I'm talking about the time my great physical powers turned me into an iron frickin' immovable object.
When Jamie and I lived in Maryville, Missouri, I played on an adult men's softball team. Our team was pretty bad; in fact, I don't remember ever winning a game. But we had fun, and that should be the whole point of adult softball, isn't it?
But every once in a while, we'd run into a team that was serious about winning. These teams were mostly made up of young guys right out of college who weren't good enough to play competitive baseball, so they worked out their frustration crushing older, fatter opponents in softball who were just looking to have a good time on a Saturday afternoon.

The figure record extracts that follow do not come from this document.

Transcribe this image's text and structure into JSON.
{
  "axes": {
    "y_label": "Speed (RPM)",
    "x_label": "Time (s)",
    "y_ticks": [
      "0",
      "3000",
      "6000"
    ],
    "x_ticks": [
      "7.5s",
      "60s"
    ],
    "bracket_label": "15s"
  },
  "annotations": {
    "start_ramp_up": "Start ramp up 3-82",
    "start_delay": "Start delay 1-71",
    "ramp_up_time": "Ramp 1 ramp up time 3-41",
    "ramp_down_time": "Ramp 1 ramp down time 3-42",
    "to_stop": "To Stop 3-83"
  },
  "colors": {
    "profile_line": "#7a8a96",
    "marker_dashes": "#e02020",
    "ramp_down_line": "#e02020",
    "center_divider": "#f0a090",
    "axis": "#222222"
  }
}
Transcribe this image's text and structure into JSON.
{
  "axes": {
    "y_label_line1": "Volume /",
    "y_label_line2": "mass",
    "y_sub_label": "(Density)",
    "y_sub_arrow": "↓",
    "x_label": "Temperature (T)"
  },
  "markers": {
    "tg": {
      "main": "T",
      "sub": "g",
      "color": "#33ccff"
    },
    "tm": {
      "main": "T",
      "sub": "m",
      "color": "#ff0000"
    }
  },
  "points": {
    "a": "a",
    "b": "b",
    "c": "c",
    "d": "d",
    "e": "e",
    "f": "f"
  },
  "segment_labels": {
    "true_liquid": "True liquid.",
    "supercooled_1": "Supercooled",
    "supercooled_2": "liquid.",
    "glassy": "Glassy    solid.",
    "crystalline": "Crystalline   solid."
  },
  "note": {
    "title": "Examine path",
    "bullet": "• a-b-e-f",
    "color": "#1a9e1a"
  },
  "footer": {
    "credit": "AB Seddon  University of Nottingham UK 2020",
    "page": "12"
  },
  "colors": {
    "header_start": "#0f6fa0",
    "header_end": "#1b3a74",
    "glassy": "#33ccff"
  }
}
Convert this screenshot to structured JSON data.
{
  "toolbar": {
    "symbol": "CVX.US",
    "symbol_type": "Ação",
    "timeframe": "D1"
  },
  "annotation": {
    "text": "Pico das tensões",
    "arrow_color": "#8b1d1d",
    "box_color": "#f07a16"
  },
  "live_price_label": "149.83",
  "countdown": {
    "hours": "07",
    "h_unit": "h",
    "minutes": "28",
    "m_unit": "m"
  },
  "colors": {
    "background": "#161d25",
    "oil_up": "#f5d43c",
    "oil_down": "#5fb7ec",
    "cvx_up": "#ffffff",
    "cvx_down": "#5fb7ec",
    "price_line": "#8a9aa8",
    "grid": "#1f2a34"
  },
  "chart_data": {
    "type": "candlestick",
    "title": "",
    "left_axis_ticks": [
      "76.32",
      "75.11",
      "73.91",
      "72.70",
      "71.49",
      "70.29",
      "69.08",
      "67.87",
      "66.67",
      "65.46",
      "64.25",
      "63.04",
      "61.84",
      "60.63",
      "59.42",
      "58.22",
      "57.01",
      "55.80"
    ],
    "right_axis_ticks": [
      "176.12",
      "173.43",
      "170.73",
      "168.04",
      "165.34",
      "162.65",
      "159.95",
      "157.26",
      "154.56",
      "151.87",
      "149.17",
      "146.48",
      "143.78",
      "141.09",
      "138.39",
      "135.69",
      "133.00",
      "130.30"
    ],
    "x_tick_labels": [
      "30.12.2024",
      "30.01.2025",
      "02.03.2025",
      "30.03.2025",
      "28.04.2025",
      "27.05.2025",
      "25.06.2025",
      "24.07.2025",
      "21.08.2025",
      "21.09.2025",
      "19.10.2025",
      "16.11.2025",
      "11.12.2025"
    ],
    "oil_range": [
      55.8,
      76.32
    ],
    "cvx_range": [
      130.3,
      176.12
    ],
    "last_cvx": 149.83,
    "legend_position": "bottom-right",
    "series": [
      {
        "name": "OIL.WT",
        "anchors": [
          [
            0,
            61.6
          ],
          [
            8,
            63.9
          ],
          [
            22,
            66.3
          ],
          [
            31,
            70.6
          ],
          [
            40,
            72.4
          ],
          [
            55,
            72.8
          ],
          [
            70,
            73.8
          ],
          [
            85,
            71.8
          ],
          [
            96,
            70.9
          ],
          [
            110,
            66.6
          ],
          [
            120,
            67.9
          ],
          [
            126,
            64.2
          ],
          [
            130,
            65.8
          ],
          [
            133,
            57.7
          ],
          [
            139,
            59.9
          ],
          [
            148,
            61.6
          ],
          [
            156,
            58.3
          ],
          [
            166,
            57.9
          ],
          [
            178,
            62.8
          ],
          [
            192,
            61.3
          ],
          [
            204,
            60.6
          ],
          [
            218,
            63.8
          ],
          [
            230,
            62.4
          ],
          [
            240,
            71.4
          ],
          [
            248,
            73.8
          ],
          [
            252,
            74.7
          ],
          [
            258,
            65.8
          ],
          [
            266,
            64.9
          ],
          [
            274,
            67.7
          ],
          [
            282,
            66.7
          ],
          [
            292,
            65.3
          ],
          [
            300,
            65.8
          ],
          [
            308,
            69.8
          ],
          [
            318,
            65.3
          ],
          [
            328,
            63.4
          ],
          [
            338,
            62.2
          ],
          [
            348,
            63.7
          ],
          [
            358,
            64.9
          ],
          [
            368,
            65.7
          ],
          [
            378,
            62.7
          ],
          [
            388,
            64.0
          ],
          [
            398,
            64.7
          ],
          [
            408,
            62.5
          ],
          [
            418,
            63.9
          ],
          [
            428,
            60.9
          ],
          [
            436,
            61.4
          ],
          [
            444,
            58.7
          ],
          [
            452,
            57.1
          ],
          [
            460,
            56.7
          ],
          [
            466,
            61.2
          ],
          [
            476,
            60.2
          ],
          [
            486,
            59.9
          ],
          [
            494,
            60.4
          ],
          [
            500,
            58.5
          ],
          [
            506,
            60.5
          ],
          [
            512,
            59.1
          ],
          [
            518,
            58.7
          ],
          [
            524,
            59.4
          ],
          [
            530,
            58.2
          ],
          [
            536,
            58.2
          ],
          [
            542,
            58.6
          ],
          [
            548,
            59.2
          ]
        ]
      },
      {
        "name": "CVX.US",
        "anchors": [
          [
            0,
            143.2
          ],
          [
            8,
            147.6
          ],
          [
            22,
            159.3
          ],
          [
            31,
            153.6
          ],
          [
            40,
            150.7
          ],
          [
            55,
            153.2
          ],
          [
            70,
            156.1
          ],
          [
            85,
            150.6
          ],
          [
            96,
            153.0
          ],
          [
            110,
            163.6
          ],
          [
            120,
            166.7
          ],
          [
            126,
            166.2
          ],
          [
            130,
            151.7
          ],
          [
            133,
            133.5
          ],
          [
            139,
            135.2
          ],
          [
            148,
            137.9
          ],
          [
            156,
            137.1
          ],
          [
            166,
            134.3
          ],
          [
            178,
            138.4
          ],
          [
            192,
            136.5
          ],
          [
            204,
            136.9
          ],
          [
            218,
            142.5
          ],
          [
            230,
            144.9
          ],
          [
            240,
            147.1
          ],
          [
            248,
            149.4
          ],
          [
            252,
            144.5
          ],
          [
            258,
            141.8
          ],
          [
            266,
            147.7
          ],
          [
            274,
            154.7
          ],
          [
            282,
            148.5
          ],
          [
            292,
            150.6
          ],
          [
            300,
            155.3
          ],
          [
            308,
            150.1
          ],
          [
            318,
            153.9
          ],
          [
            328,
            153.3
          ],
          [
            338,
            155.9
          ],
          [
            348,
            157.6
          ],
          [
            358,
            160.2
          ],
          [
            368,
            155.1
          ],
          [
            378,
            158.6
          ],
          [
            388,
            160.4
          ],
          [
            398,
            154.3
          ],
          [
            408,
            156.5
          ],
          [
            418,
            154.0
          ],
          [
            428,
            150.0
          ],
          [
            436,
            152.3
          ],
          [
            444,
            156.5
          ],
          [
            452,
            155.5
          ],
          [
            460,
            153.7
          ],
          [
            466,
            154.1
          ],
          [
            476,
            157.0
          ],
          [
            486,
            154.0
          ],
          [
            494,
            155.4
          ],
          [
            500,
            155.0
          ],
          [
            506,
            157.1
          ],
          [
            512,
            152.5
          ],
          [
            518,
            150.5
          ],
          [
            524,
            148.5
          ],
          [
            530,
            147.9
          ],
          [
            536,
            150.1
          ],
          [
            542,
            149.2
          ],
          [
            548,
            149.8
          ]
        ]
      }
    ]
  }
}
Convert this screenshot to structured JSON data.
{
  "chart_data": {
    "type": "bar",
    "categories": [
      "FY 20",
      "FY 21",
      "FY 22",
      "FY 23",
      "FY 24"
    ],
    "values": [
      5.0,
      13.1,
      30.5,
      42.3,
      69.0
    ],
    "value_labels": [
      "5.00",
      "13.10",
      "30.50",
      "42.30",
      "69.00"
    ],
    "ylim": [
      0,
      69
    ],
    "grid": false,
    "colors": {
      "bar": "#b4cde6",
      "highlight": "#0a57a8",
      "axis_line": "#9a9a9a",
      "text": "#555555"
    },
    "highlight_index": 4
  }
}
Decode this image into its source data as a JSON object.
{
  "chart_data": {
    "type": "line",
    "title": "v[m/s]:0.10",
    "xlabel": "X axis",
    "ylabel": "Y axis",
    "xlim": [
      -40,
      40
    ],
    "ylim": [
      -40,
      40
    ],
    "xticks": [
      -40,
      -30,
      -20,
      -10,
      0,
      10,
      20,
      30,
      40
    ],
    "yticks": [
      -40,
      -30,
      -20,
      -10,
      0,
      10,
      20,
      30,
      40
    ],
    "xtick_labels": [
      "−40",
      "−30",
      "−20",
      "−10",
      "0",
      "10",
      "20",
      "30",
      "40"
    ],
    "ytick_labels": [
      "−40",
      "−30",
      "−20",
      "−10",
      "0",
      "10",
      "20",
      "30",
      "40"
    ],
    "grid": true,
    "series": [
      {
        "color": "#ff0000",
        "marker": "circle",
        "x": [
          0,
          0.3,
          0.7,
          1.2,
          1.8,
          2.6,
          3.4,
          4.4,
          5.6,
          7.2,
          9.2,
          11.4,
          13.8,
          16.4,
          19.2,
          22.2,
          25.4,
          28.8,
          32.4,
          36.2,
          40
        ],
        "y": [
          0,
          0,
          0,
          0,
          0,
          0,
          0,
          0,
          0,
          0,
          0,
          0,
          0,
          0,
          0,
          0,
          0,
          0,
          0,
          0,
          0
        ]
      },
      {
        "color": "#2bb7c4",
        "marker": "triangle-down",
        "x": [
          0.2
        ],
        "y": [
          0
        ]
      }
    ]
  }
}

One time we ran up against one of these teams, and the ringleader was a short fellow who must have been a bodybuilder. He was solid muscle. He could hit the ball far and run very quickly, and only his mouth surpassed his athletic prowess. Before the end of the first inning, I hated the guy.
I was playing first base that game. One time, the guy was at bat and he hit a hard ground ball to our shortstop, who threw the ball over to me for an easy out. But the muscle-bound batter decided he was going to make it hard for me. Instead of running for the base, he broke protocol and dipped inside the baseline, with the intention of running into me, knocking me over and dislodging the ball from my glove.
The guy was a real prince.
But he didn't plan on what happened next. When the guy plowed into me, I didn't move. Not even an inch. Both his legs came off the ground for a second before he fell backward to the earth.
I felt like the canyon wall in a Roadrunner cartoon, and my sincerest hope is that the guy felt like Wile E Coyote, running into that wall on rocket-powered roller skates.
It was out number three. I helped the little bastard off the ground and said, "You all right, big guy?" Then I casually flipped the ball toward the umpire and jogged to the dugout.